Oui, la psychanalyse guérit !

Note rédigée par Patrick Avrane dans les Lettres de la Société de Psychanalyse Freudienne.

Jean-David Nasio ne s’embarrasse pas de circonvolutions ; certaines de ses affirmations, comme celle qu’il met au titre de son dernier ouvrage, sont assurément salubres pour la psychanalyse. Toutefois, nous dit-il, c’est moins la psychanalyse qui guérit que celui qui l’exerce. « Je suis convaincu qu’un psychanalyse guérit son patient grâce, non seulement à ce qu’il sait, à ce qu’il dit ou à ce qu’il fait, mais grâce surtout à ce qu’il est, et, j’ajoute, à ce qu’il est inconsciemment […], au-delà de l’école à laquelle il appartient et au-delà de la technique qu’il emploie » (p.16 souligné dans le texte).

Dans son livre, Jean-David Nasio développe donc ce qu’il entend par ce être psychanalyste qui travaille avec ce qu’il nomme son inconscient instrumental : « Son inconscient de thérapeute, un inconscient assoupli, réceptif et résonnant » (p.18). Nous y retrouvons, dans une écriture didactique, les ressorts de la clinique. Plusieurs points sont mis en avant, comme « l’identification du psychanalyse d’aujourd’hui à l’enfant endolori d’hier » (p.23) ou, dans l’écoute, le fait que « ce n’est qu’au-dedans de soi que l’on rencontre l’autre » (p.39), l’indicateur essentiel de la non-confusion entre soi et l’autre étant la surprise.

La pratique de l’interprétation est un des chapitres essentiels du livre. L’auteur souligne tout d’abord que « incontestablement, il y a une grande différence entre se taire alors qu’on a beaucoup à dire et rester muet parce qu’on n’a rien à dire. Justement, ce qui est difficile pour un psychanalyste est de savoir se taire alors qu’il brûle d’impatience de parler » (p.50). Mais, pour interpréter, il s’agit que l’inconscient ait mûri en devenant préconscient, « interpréter, c’est toujours cueillir le fruit mûr de l’inconscient » (p.93). Jean-David Nasio propose quatre variantes de l’interprétation : la rectification subjective, la prosopopée interprétative, l’interprétation narrative et l’interprétation gestuelle, qui sont à chaque fois montrées par des exemples cliniques. Ainsi, pour expliquer la rectification subjective, il nous fait part du cas d’une petite fille de dix mois qui ne dort plus. Sa mère est hantée par le suicide de sa propre sœur, elle éclate en sanglots pendant la séance. « A cet instant, en voyant la mère en larmes, je me tourne vers le bébé et, avec la conviction d’être pleinement entendu, je lui dit : « Tu sais, Clara, j’ai compris pourquoi tu ne dors pas. Tu ne dors pas parce que tu sens ta maman en danger et tu veux la protéger […] C’est moi qui vais m’occuper du chagrin de ta maman » » (p.131), et nous entendons combien Jean-David Nasio est ici dans la continuité de Françoise Dolto, dans l’inventivité de sa pratique.

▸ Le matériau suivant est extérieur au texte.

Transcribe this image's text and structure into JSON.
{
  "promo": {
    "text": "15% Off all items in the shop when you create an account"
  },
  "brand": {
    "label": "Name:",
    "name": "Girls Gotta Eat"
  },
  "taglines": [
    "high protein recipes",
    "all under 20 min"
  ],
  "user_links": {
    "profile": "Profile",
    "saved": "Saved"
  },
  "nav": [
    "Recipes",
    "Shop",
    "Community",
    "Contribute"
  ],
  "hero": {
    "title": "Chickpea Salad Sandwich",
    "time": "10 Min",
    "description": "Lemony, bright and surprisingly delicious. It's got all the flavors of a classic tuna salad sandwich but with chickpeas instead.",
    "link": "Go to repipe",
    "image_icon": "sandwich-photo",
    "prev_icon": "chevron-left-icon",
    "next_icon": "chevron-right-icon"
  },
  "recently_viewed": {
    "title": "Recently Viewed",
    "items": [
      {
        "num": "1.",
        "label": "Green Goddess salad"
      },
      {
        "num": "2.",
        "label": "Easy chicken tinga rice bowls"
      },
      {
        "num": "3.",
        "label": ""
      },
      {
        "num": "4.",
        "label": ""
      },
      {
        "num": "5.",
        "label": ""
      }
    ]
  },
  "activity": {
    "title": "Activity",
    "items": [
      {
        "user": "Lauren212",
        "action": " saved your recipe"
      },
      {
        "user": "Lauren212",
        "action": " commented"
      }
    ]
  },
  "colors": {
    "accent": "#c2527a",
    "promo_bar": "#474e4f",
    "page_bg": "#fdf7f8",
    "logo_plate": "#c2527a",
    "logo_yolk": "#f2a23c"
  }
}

Ainsi, au-delà des différentes propositions que fait l’auteur dans son livre, nous lisons le témoignage par un psychanalyste de sa pratique, une pratique qui n’est pas figée dans un carcan, mais dont, ce qui n’est pas si fréquent, Jean-David Nasio à la fois fait part et qu’il explique. Oui, la psychanalyse guérit, à commencer par le psychanalyse pourrions-nous ajouter, car « guérir, c’est aimer l’enfant que nous avons été et qui vit toujours en nous » (p.143).